In the years my father did this hard physical labor, I can
recall the sights and smells of that time.
By mid-morning our shirts were spotted with perspiration. At the various break times during the day my
father would light up a Camel cigarette and have a drink of water and we would
talk. It is all so vivid to this day –
the work, the sweat and the smells.
I was raised with the understanding that hard work produced
sweat. If you were not sweating you were
not working. The subtle message
underneath was that sweat meant value – the value that comes from hard labor.
For the last 32 years my work as a pastor has involved very
little sweat. Prayer, the study of the
Word and listening to people share the pains of their life does not produce
much perspiration. At times I have struggled with the value of this kind of
labor. I have had to come to grips with
the reality that the sweat of my youth and the wonderful value of my father’s
hard work was not a complete definition of labor.

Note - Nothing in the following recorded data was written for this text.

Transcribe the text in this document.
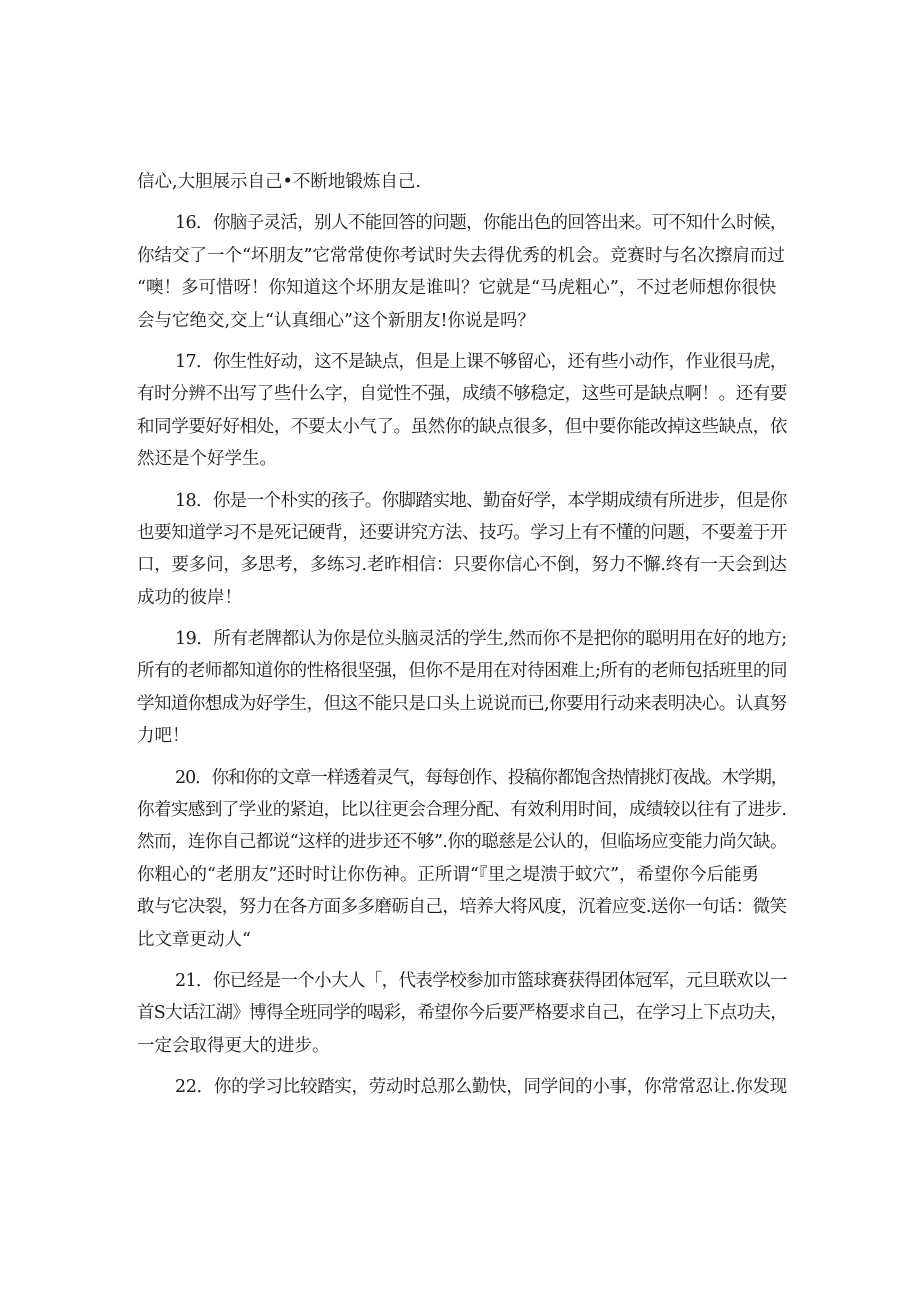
信心,大胆展示自己•不断地锻炼自己.
16．你脑子灵活，别人不能回答的问题，你能出色的回答出来。可不知什么时候，
你结交了一个“坏朋友”它常常使你考试时失去得优秀的机会。竞赛时与名次擦肩而过
“噢！多可惜呀！你知道这个坏朋友是谁叫？它就是“马虎粗心”，不过老师想你很快
会与它绝交,交上“认真细心”这个新朋友!你说是吗？
17．你生性好动，这不是缺点，但是上课不够留心，还有些小动作，作业很马虎，
有时分辨不出写了些什么字，自觉性不强，成绩不够稳定，这些可是缺点啊！。还有要
和同学要好好相处，不要太小气了。虽然你的缺点很多，但中要你能改掉这些缺点，依
然还是个好学生。
18．你是一个朴实的孩子。你脚踏实地、勤奋好学，本学期成绩有所进步，但是你
也要知道学习不是死记硬背，还要讲究方法、技巧。学习上有不懂的问题，不要羞于开
口，要多问，多思考，多练习.老昨相信：只要你信心不倒，努力不懈.终有一天会到达
成功的彼岸！
19．所有老牌都认为你是位头脑灵活的学生,然而你不是把你的聪明用在好的地方;
所有的老师都知道你的性格很坚强，但你不是用在对待困难上;所有的老师包括班里的同
学知道你想成为好学生，但这不能只是口头上说说而已,你要用行动来表明决心。认真努
力吧！
20．你和你的文章一样透着灵气，每每创作、投稿你都饱含热情挑灯夜战。木学期，
你着实感到了学业的紧迫，比以往更会合理分配、有效利用时间，成绩较以往有了进步.
然而，连你自己都说“这样的进步还不够”.你的聪慈是公认的，但临场应变能力尚欠缺。
你粗心的“老朋友”还时时让你伤神。正所谓“『里之堤溃于蚊穴”，希望你今后能勇
敢与它决裂，努力在各方面多多磨砺自己，培养大将风度，沉着应变.送你一句话：微笑
比文章更动人“
21．你已经是一个小大人「，代表学校参加市篮球赛获得团体冠军，元旦联欢以一
首S大话江湖》博得全班同学的喝彩，希望你今后要严格要求自己，在学习上下点功夫，
一定会取得更大的进步。
22．你的学习比较踏实，劳动时总那么勤快，同学间的小事，你常常忍让.你发现
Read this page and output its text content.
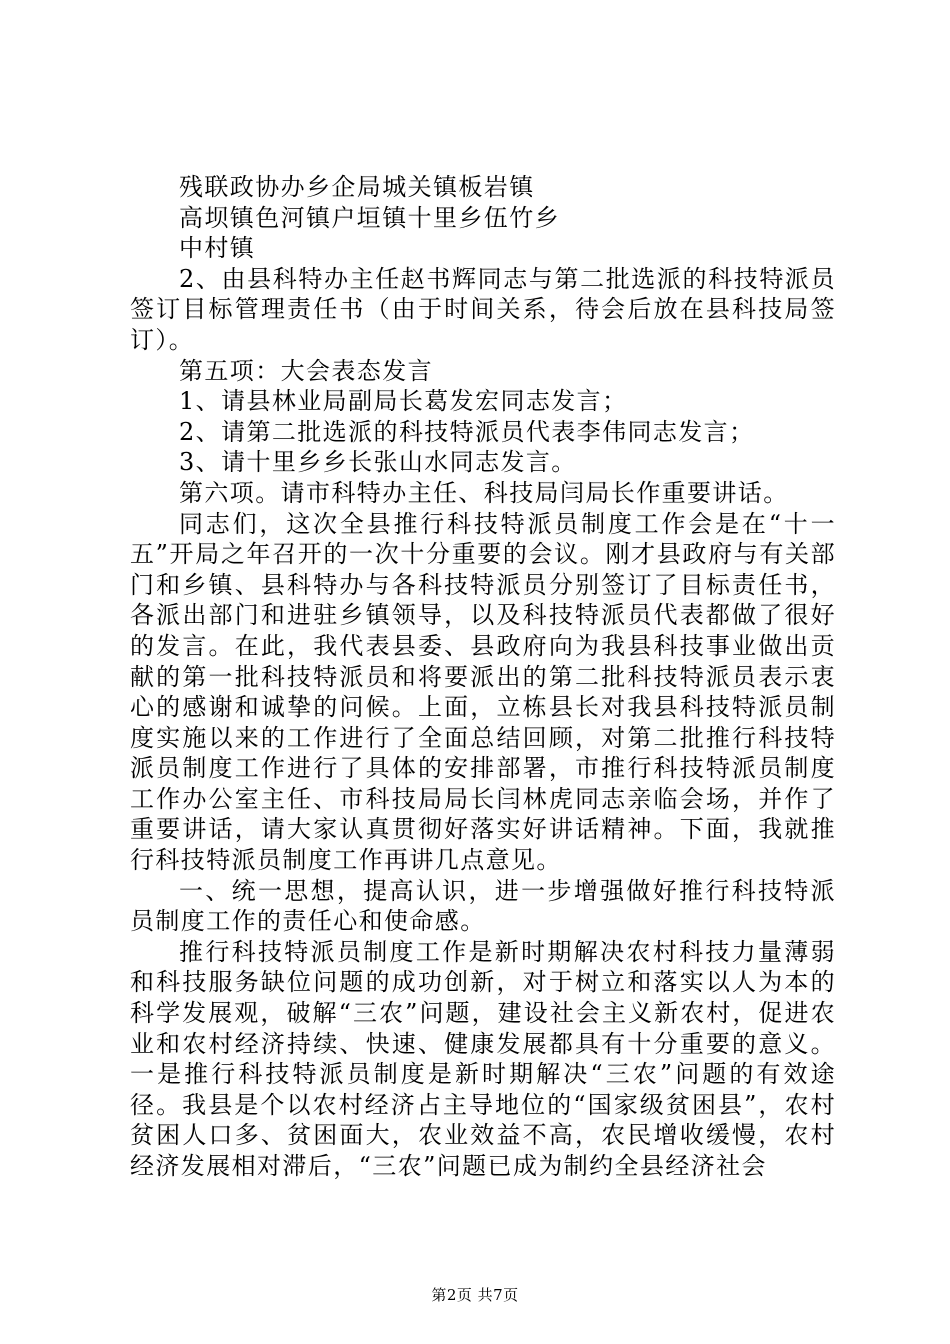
残联政协办乡企局城关镇板岩镇

高坝镇色河镇户垣镇十里乡伍竹乡

中村镇

2、由县科特办主任赵书辉同志与第二批选派的科技特派员签订目标管理责任书（由于时间关系，待会后放在县科技局签订）。

第五项：大会表态发言

1、请县林业局副局长葛发宏同志发言；

2、请第二批选派的科技特派员代表李伟同志发言；

3、请十里乡乡长张山水同志发言。

第六项。请市科特办主任、科技局闫局长作重要讲话。

同志们，这次全县推行科技特派员制度工作会是在“十一五”开局之年召开的一次十分重要的会议。刚才县政府与有关部门和乡镇、县科特办与各科技特派员分别签订了目标责任书，各派出部门和进驻乡镇领导，以及科技特派员代表都做了很好的发言。在此，我代表县委、县政府向为我县科技事业做出贡献的第一批科技特派员和将要派出的第二批科技特派员表示衷心的感谢和诚挚的问候。上面，立栋县长对我县科技特派员制度实施以来的工作进行了全面总结回顾，对第二批推行科技特派员制度工作进行了具体的安排部署，市推行科技特派员制度工作办公室主任、市科技局局长闫林虎同志亲临会场，并作了重要讲话，请大家认真贯彻好落实好讲话精神。下面，我就推行科技特派员制度工作再讲几点意见。

一、统一思想，提高认识，进一步增强做好推行科技特派员制度工作的责任心和使命感。

推行科技特派员制度工作是新时期解决农村科技力量薄弱和科技服务缺位问题的成功创新，对于树立和落实以人为本的科学发展观，破解“三农”问题，建设社会主义新农村，促进农业和农村经济持续、快速、健康发展都具有十分重要的意义。一是推行科技特派员制度是新时期解决“三农”问题的有效途径。我县是个以农村经济占主导地位的“国家级贫困县”，农村贫困人口多、贫困面大，农业效益不高，农民增收缓慢，农村经济发展相对滞后，“三农”问题已成为制约全县经济社会

第2页 共7页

This morning, I was reading through Ezekiel. Ezekiel has some powerful sections where dead
bones come to back to life and rivers flow with healing. There are, however, some laborious sections
that measure the size of structures and altars down to the inch. I struggle with the urge to fast forward
through these sections of definition and measurement.
Today, I chose to not fast-forward one of these sections and
came across a verse that made me pause.
“They must not wear anything that would
cause them to perspire.”
Ezekiel 44:18
This verse came from a section of the book describing the
work of princes, Levites and priests. These instructions were so exact that
even the underwear worn by the priests was described.
What jumped out at me from the words of Ezekiel was this – it
is possible to dress ourselves for the task of life and ministry in such a way
that we become sweaty for God because we have clothed ourselves with the wrong
garments. We end up trying to validate our effectiveness for God by providing our
sweat-stained garments as the evidence that we have been faithful servants.
A few years ago, I began to realize the power of the Lord’s
words when He said, “I will build My
Church.” My earthly father invited
me to build houses with him. We sweat
together during those hot summer months as we built physical structures. My Heavenly Father has invited me to a
construction project where He is the only One who can actually build the spiritual
structure He is erecting – His Church.
In this God-ordained building project, when I begin to sweat
it is a sign that something is falling apart instead of being built. There was
a reason why the priests mentioned in Ezekiel were told to dress in such a way
that they would not perspire. They were to enter a holy place where human
effort would not be able to accomplish what God wanted to do. Perspiration
would be evidence of a lack of trust.
Much of what we do for God can be fueled by our need to
validate our activity by the stain of religious perspiration. Somewhere in our warped work ethic we begin
to believe the more we perspire for God the more God can do through us. Some of
my friends have burned out living under this lie. Some of these friends are coming back from
this delusion and are now warning the rest of us to not walk that path.
While I would never want what I share to be a license for
anyone to become lazy and lethargic in life and ministry, I do want to say the
greatest things God will do in our lives come when He carries the heavy loads
and we don’t. When we clothe ourselves with the heavy garments of human
performance they will eventually cause us to sweat in His presence and that
perspiration is not part of His building plan.